Breathe deeply and you get a whiff of a faint but distinct stench of garbage.

That's because Eshbach and four other co-workers were taking the power vinyasa yoga class at the Waste Transfer Station operated by Lancaster County Solid Waste Management Authority.

They had rolled out yoga mats in a second-story room featuring a row of tall windows from which you can look down upon the 40,000-square-foot tipping floor where garbage trucks dump their stinky loads — 1,200 tons a day — and where the waste is loaded into truck trailers for transport to the trash-to-energy incinerator.

OK, let's get back to Eshbach. He collapsed his pose and took a deep breath ahead of instructor Lucy Garnett telling the class to relax from the pose.

"That was good today, Bob," Garnett said. "I think (your bridge) gets higher each time."

Healthy options

Eshbach started taking the yoga class last year for only one reason. It's because his employer, the waste management authority, started offering yoga as part of a comprehensive wellness program.

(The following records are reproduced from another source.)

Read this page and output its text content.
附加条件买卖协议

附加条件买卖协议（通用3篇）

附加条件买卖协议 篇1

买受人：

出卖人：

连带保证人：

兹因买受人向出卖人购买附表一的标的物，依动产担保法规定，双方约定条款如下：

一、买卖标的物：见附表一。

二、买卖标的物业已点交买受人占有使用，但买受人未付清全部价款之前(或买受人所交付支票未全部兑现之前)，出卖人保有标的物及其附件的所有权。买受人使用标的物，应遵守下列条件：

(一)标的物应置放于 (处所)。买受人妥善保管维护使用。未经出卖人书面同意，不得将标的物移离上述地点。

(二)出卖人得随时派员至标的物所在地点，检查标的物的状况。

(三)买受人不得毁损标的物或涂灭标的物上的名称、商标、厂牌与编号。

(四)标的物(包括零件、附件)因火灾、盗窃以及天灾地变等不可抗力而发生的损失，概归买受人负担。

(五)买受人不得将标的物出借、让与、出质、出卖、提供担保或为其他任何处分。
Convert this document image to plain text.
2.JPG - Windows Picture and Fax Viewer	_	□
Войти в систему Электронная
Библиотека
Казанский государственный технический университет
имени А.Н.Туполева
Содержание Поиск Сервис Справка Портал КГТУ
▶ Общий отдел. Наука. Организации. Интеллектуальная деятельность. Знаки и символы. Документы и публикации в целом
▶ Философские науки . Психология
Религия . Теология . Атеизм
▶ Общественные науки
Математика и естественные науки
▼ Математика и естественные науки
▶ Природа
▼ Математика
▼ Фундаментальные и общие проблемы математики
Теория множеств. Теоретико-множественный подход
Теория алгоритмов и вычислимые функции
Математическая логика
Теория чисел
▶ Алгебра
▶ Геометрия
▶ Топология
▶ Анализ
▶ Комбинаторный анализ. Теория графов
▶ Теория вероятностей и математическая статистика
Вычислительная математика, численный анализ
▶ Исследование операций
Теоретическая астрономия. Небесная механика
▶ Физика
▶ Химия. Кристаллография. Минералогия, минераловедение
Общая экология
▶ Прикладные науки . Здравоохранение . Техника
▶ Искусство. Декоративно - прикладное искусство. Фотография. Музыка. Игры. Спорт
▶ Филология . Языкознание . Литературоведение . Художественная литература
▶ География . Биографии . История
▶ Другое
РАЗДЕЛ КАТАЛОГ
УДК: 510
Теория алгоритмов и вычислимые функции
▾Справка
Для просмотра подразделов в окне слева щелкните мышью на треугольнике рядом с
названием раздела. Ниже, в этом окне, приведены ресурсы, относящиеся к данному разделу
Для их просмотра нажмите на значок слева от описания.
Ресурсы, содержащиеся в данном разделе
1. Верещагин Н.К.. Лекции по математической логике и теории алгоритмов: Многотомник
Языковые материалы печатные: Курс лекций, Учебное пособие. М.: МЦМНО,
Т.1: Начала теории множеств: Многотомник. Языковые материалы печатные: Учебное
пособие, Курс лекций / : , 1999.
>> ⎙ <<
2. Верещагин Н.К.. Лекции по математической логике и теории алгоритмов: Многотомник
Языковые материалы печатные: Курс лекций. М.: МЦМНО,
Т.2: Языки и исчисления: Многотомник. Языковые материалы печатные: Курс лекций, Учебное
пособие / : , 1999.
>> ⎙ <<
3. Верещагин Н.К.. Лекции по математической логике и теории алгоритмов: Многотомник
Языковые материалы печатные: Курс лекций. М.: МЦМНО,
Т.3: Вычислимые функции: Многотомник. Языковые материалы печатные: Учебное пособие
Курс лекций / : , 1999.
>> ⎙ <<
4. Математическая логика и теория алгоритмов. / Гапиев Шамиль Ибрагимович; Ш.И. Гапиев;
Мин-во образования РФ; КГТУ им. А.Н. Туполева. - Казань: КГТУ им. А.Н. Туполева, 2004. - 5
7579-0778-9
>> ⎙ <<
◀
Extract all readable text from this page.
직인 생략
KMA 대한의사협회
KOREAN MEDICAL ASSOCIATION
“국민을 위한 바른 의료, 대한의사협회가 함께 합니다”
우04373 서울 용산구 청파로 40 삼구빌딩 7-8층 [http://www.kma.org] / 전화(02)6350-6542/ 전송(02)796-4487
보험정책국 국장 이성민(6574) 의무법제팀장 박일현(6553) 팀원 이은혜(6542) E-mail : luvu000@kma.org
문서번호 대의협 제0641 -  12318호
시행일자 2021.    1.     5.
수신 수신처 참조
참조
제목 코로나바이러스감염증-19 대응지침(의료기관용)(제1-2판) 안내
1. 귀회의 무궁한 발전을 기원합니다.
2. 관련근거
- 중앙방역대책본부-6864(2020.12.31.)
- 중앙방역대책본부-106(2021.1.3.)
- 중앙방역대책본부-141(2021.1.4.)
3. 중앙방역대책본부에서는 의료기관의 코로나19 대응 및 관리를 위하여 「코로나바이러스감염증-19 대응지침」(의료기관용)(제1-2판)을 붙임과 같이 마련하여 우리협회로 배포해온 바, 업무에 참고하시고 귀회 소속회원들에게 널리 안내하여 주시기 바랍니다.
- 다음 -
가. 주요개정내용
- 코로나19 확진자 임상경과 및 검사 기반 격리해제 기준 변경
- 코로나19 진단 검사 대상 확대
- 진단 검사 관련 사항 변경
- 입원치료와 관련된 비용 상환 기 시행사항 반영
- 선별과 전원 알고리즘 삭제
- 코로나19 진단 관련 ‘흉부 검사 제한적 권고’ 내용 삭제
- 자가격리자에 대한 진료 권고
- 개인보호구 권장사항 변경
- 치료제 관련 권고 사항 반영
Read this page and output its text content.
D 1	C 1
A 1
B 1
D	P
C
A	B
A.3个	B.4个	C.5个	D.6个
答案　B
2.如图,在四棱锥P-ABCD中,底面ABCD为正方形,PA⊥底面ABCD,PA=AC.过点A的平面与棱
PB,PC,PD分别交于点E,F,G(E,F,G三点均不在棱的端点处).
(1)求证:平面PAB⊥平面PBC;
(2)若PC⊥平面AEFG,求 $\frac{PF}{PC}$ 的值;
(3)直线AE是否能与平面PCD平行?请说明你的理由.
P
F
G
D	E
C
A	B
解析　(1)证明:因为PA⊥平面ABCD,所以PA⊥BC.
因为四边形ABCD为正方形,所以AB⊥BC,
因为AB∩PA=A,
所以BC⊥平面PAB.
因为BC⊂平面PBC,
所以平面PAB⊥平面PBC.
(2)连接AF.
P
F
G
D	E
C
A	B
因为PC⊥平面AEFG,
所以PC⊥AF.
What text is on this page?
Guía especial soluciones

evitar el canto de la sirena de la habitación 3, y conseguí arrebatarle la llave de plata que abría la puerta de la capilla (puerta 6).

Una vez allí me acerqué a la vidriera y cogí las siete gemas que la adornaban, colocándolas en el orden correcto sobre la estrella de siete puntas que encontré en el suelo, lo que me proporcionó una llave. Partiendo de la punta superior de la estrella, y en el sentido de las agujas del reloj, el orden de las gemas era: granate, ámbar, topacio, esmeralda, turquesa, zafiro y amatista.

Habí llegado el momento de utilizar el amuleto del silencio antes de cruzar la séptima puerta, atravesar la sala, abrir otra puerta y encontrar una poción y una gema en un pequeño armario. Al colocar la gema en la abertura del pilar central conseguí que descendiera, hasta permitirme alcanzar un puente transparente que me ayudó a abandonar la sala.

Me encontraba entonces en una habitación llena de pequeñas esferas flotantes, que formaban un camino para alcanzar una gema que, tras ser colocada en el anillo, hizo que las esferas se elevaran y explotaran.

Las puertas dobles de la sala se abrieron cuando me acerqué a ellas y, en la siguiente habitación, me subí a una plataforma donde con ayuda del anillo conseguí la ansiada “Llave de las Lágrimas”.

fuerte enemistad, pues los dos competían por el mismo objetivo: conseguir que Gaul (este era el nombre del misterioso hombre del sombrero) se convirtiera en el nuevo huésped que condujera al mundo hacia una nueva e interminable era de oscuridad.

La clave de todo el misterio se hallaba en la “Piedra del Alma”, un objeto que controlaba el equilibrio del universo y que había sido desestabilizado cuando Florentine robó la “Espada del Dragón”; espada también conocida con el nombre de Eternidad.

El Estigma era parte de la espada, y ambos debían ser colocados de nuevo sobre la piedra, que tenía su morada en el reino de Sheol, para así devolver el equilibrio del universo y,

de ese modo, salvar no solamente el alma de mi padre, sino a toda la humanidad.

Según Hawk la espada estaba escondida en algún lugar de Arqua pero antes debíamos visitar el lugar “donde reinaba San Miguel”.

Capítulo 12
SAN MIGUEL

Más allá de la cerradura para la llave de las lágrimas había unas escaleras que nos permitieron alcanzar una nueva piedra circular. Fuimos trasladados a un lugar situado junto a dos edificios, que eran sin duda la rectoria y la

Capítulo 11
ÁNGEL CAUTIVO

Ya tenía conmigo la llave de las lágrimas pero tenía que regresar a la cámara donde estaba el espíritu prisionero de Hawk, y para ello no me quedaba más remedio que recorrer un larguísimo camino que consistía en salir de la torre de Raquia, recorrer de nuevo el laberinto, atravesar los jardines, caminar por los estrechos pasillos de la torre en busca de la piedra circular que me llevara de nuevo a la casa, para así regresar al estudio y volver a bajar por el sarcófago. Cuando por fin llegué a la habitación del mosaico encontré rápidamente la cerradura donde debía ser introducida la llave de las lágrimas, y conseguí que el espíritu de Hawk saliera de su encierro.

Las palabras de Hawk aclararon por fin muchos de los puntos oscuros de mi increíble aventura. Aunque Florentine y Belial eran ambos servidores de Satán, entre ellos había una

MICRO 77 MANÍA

"A healthy employee is the most productive employee," explained Kathryn Sandoe, authority spokeswoman.

If you're one of the nearly 90 workers at the authority's three sites, you can attend an occasional lunchtime health class — lunch is on the company! — to learn about topics such as stress management or to watch a cooking demonstration.

You can earn a reduction in your health insurance deductible by exercising, participating in health checks or completing a smoking cessation class. You can exercise at any of the three sites on cardio equipment and weight machines. You can bring your family out to an employer-sponsored hike or whiffle ball game. You can take on-site yoga, P90X or boot camp classes.

You can even read health tips posted above each urinal. Really.

The wellness push has become such a part of the workplace's culture that new hire and yoga novice Lindsay McGuire, associate communications manager, said, "I'm getting more exercise than before. No doubt."

Eshbach concurred. He said he had slacked off going to the gym before he started the yoga class. Now yoga is a weekly habit.

It's gotten to the point, Eshbach said, that when he tells work buddies he's heading to yoga, "they're pretty easy on me."